With a palate shaped by a Cypriot upbringing, Denai ensures that the cuisine leaving the kitchen is of the highest quality.

But there’s more to Chaminuka. The roughly 9 000ha around the house comprise a nature reserve on which Sardanis breeds species particularly endangered in Zambia. The likes of sable, roan and sitatunga share a relatively diverse landscape (woodland savanna and a large lake in front of the house) with more common species of plains game, while cheetah and hyenas are kept in separate enclosures.

It’s 5pm on an August afternoon, and with the lounge windows open and our chairs facing west, from our point of relative altitude atop the sloping lawn we look over the impressive sculptures towards Lusaka and a setting sun beyond.

The impish, obviously fabulously wealthy Zambian Cypriot tells of their quarterly cultural visits to New York, where they get to see their one son’s family and satisfy their craving for opera. And of how it’s cheaper to fly to London via Johannesburg with South African Airways than the British Airways-monopolised London-Lusaka route.

In the past, when the Zambian National Tourist Board has had the means to launch a media blitz (the phones of the board’s Johannesburg representative were cut over a year back because the bills were unpaid), it invited travel writers to visit “the real Africa”, and it was on my first visit to the South Luangwa National Park, just before the momentous election of 1991, that I saw it for myself.
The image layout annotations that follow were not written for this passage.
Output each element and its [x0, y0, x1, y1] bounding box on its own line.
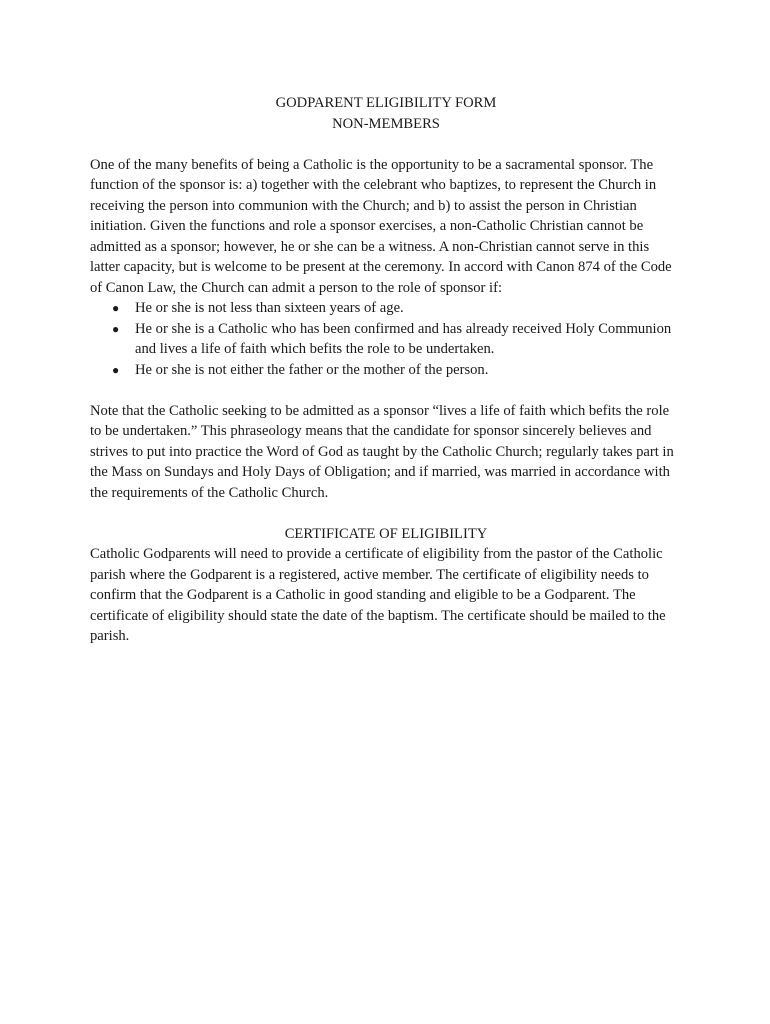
- certificate-heading: CERTIFICATE OF ELIGIBILITY: [284, 525, 488, 542]
- document-title: GODPARENT ELIGIBILITY FORM: [275, 95, 497, 111]
- certificate-paragraph: Catholic Godparents will need to provide a certificate of eligibility from the pastor of the Catholic parish where the Godparent is a registered, active member. The certificate of eligibility needs to confirm that the Godparent is a Catholic in good standing and eligible to be a Godparent. The certificate of eligibility should state the date of the baptism. The certificate should be mailed to the parish.: [90, 546, 666, 644]
- criteria-text: He or she is a Catholic who has been confirmed and has already received Holy Communion and lives a life of faith which befits the role to be undertaken.: [135, 320, 672, 357]
- criteria-list: [90, 298, 682, 380]
- document-page: [90, 93, 682, 647]
- note-paragraph: Note that the Catholic seeking to be admitted as a sponsor “lives a life of faith which befits the role to be undertaken.” This phraseology means that the candidate for sponsor sincerely believes and strives to put into practice the Word of God as taught by the Catholic Church; regularly takes part in the Mass on Sundays and Holy Days of Obligation; and if married, was married in accordance with the requirements of the Catholic Church.: [90, 402, 674, 501]
- list-item: [90, 319, 682, 360]
- bullet-icon: ●: [112, 362, 120, 377]
- spacer: [90, 134, 682, 155]
- spacer: [90, 503, 682, 524]
- intro-paragraph: One of the many benefits of being a Catholic is the opportunity to be a sacramental sponsor. The function of the sponsor is: a) together with the celebrant who baptizes, to represent the Church in receiving the person into communion with the Church; and b) to assist the person in Christian initiation. Given the functions and role a sponsor exercises, a non-Catholic Christian cannot be admitted as a sponsor; however, he or she can be a witness. A non-Christian cannot serve in this latter capacity, but is welcome to be present at the ceremony. In accord with Canon 874 of the Code of Canon Law, the Church can admit a person to the role of sponsor if:: [90, 156, 672, 296]
- document-subtitle: NON-MEMBERS: [332, 115, 440, 132]
- bullet-icon: ●: [112, 301, 120, 315]
- list-item: [90, 298, 682, 319]
- spacer: [90, 380, 682, 401]
- criteria-text: He or she is not less than sixteen years of age.: [135, 300, 404, 316]
- criteria-text: He or she is not either the father or the mother of the person.: [135, 361, 489, 378]
- bullet-icon: ●: [112, 321, 120, 336]
- list-item: [90, 360, 682, 381]
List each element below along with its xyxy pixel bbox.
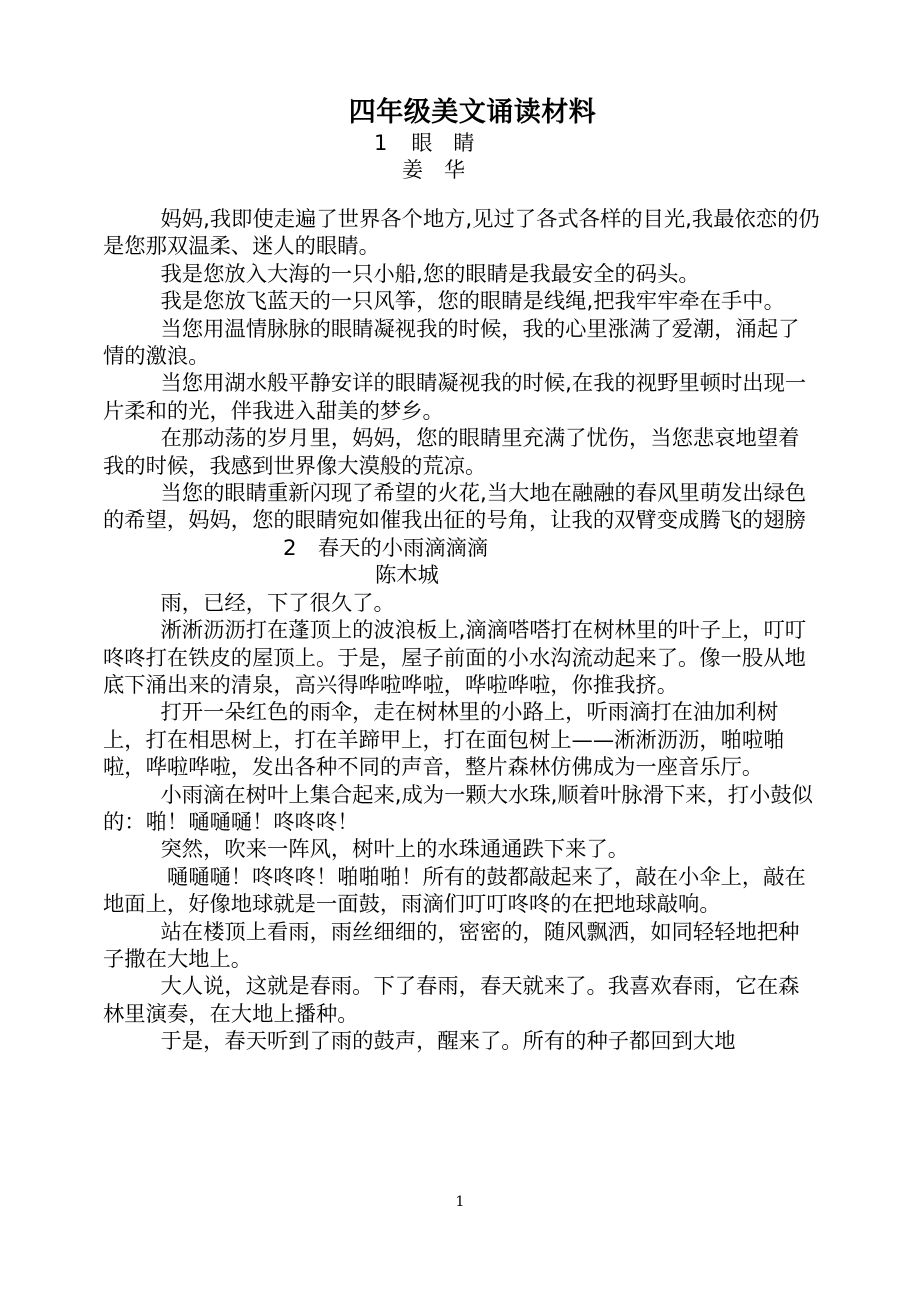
document-title: 四年级美文诵读材料 [348, 97, 597, 128]
paragraph: 在那动荡的岁月里，妈妈，您的眼睛里充满了忧伤，当您悲哀地望着我的时候，我感到世界像大漠般的荒凉。 [103, 426, 800, 479]
paragraph: 站在楼顶上看雨，雨丝细细的，密密的，随风飘洒，如同轻轻地把种子撒在大地上。 [103, 919, 800, 972]
section-1-title: 眼 睛 [411, 131, 475, 155]
section-1-number: 1 [374, 131, 388, 155]
paragraph: 妈妈,我即使走遍了世界各个地方,见过了各式各样的目光,我最依恋的仍是您那双温柔、迷人的眼睛。 [103, 207, 820, 260]
paragraph: 淅淅沥沥打在蓬顶上的波浪板上,滴滴嗒嗒打在树林里的叶子上，叮叮咚咚打在铁皮的屋顶上。于是，屋子前面的小水沟流动起来了。像一股从地底下涌出来的清泉，高兴得哗啦哗啦，哗啦哗啦，你推我挤。 [103, 618, 807, 698]
paragraph: 于是，春天听到了雨的鼓声，醒来了。所有的种子都回到大地 [160, 1029, 736, 1055]
paragraph: 大人说，这就是春雨。下了春雨，春天就来了。我喜欢春雨，它在森林里演奏，在大地上播种。 [103, 974, 800, 1027]
paragraph: 当您用湖水般平静安详的眼睛凝视我的时候,在我的视野里顿时出现一片柔和的光，伴我进入甜美的梦乡。 [103, 371, 807, 424]
paragraph: 雨，已经，下了很久了。 [160, 590, 395, 616]
page-number: 1 [455, 1194, 465, 1210]
section-2-heading: 2 春天的小雨滴滴滴 [283, 535, 489, 561]
section-1-heading [374, 130, 474, 156]
section-2-author: 陈木城 [375, 563, 439, 589]
paragraph: 当您的眼睛重新闪现了希望的火花,当大地在融融的春风里萌发出绿色的希望，妈妈，您的眼睛宛如催我出征的号角，让我的双臂变成腾飞的翅膀 [103, 481, 807, 534]
paragraph: 嗵嗵嗵！咚咚咚！啪啪啪！所有的鼓都敲起来了，敲在小伞上，敲在地面上，好像地球就是一面鼓，雨滴们叮叮咚咚的在把地球敲响。 [103, 864, 806, 918]
paragraph: 小雨滴在树叶上集合起来,成为一颗大水珠,顺着叶脉滑下来，打小鼓似的：啪！嗵嗵嗵！咚咚咚！ [103, 782, 813, 835]
paragraph: 我是您放入大海的一只小船,您的眼睛是我最安全的码头。 [160, 261, 700, 287]
paragraph: 当您用温情脉脉的眼睛凝视我的时候，我的心里涨满了爱潮，涌起了情的激浪。 [103, 316, 800, 370]
paragraph: 我是您放飞蓝天的一只风筝，您的眼睛是线绳,把我牢牢牵在手中。 [160, 289, 785, 315]
document-body [103, 206, 820, 1056]
paragraph: 突然，吹来一阵风，树叶上的水珠通通跌下来了。 [160, 837, 630, 863]
section-1-author: 姜 华 [402, 158, 465, 182]
paragraph: 打开一朵红色的雨伞，走在树林里的小路上，听雨滴打在油加利树上，打在相思树上，打在羊蹄甲上，打在面包树上——淅淅沥沥，啪啦啪啦，哗啦哗啦，发出各种不同的声音，整片森林仿佛成为一座音乐厅。 [103, 700, 785, 781]
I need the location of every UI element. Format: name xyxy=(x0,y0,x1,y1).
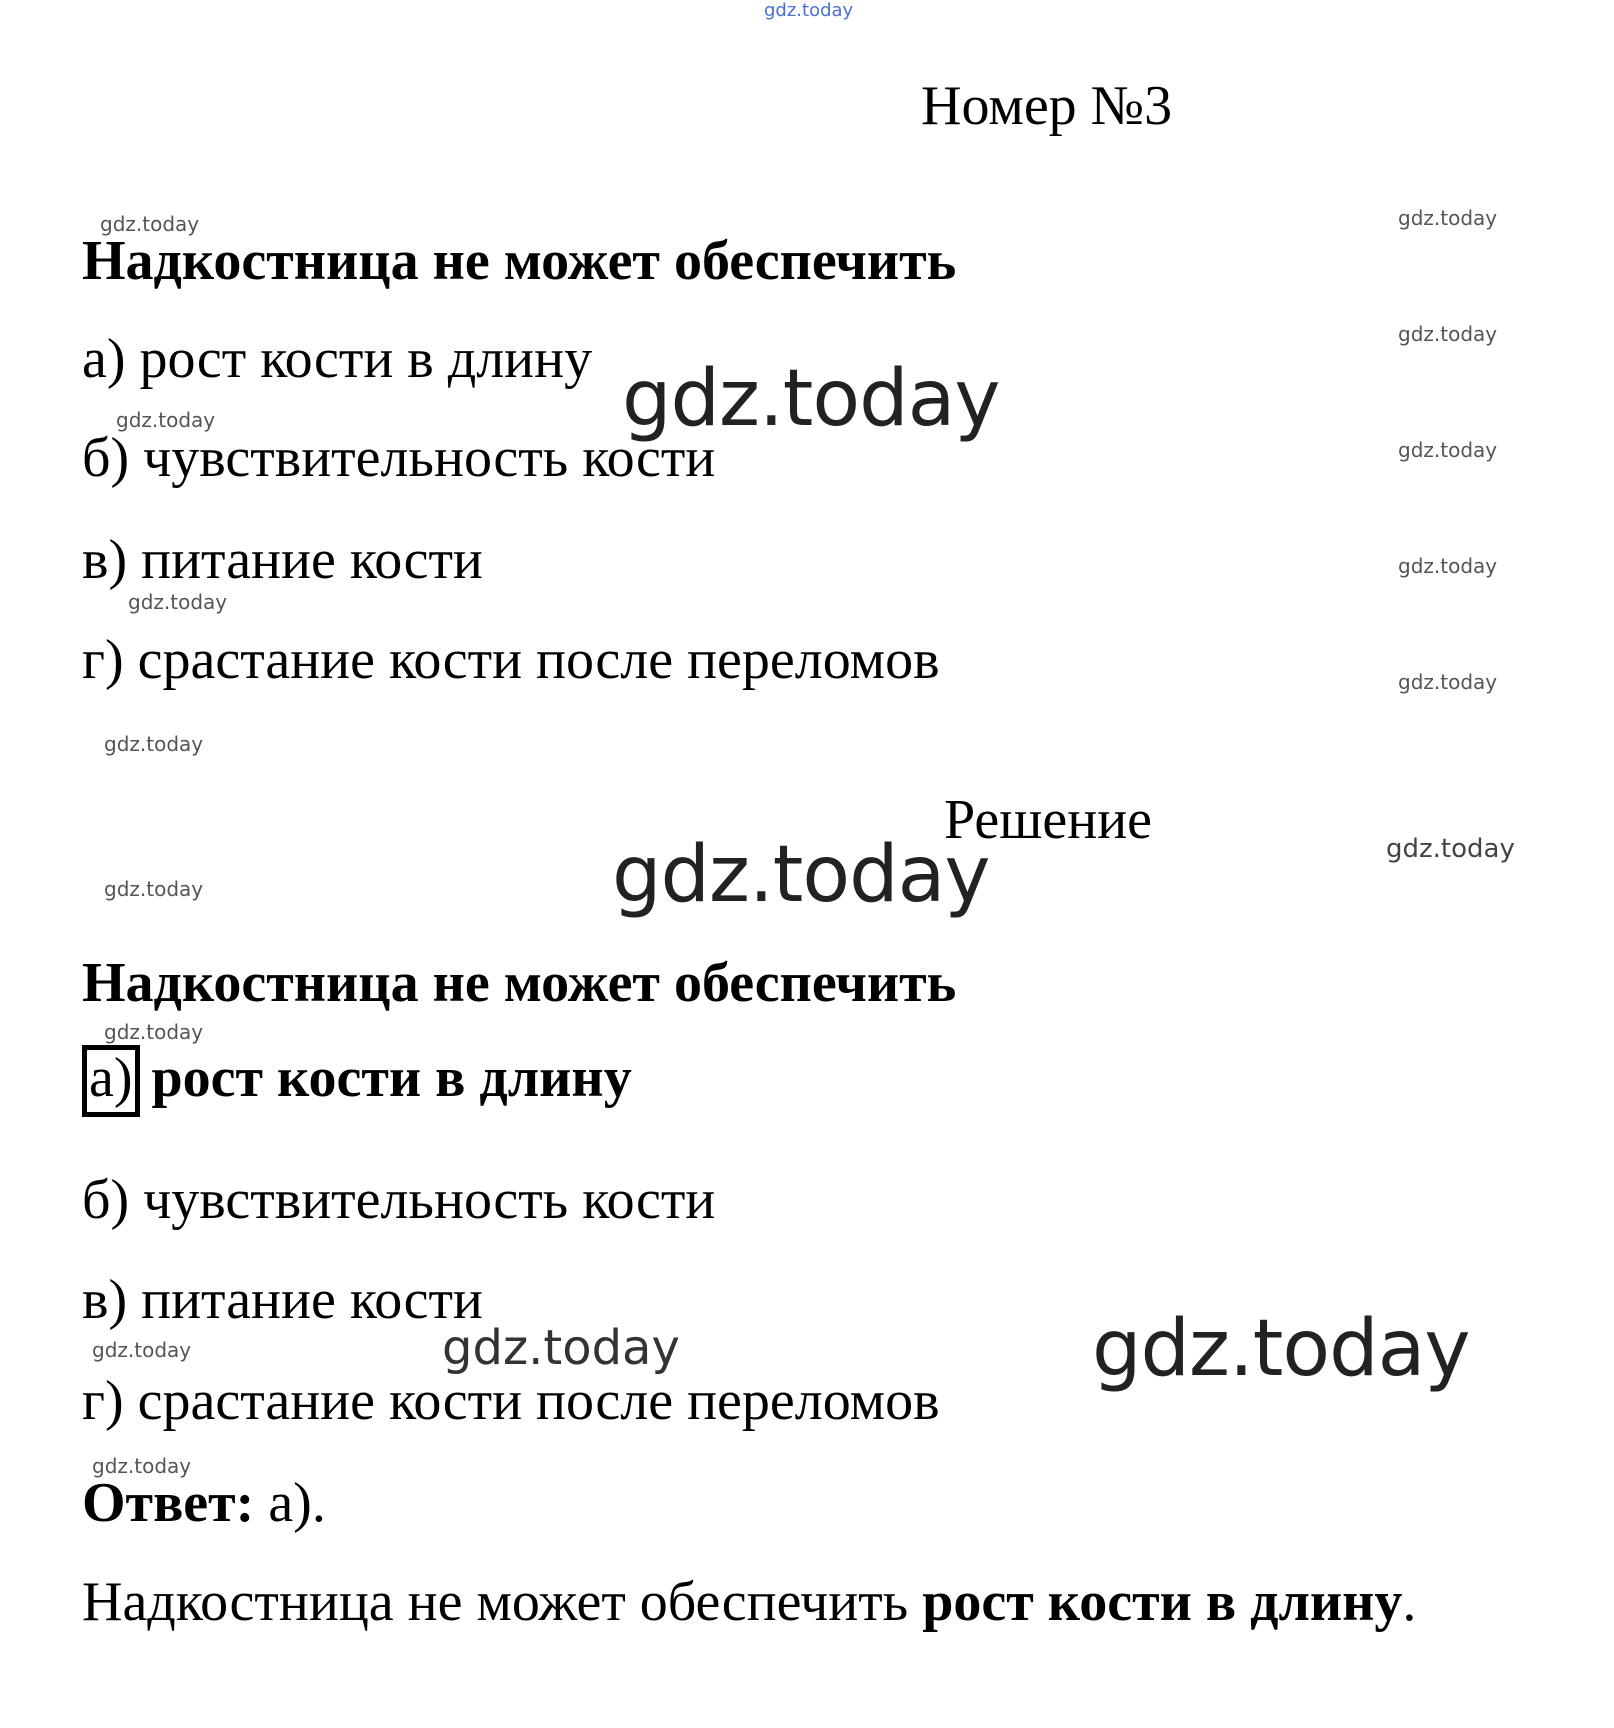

I’ll never forget that first drive into the park: there was something, somewhere, all of the time.

Leopards, lions, hippos (certain sections of the Luangwa river are said to boast the highest concentration in Africa), elephants albeit with negligible tusks at the time and as night fell, out came civet, genet, porcupines, our spotlight revealing baboons sleeping in precarious positions on slender branches.

So primordial was the scene that I happily dubbed it the Garden of Eden.

Most lodges are outside the park, overlooking the Luangwa river and its resident hippos. Of the roughly seven lodges along this stretch of river, adjacent to the Mfuwe gate, Kapani is one of the better-known operations as it was home to Norman Carr, Zambia’s famous conservationist who was responsible for the creation of the park.

I must admit to having wondered at Carr’s choice of Spanish-style villas for his lodge, but 10 years ago a lodge in the Luangwa valley was just a very comfortable place to stay, offering homely food and surrounded by bounteous wildlife. Lodge design today is almost an industry in itself, with some architects even specialising in the field over the past six years as the trend spread north from South Africa.

As it is, the owners of the camp today they’ve been there for 10 years and his daughter is still involved have made the vital but minor adjustments, and Kapani remains a very special destination with a unique position on a lagoon off the river.

Where once the South Luangwa National Park was frequented mainly by English enthusiasts “in the know”, my recent visit also revealed relatively substantial numbers of American, Dutch, German and Italian visitors no doubt in search of “the real Africa”.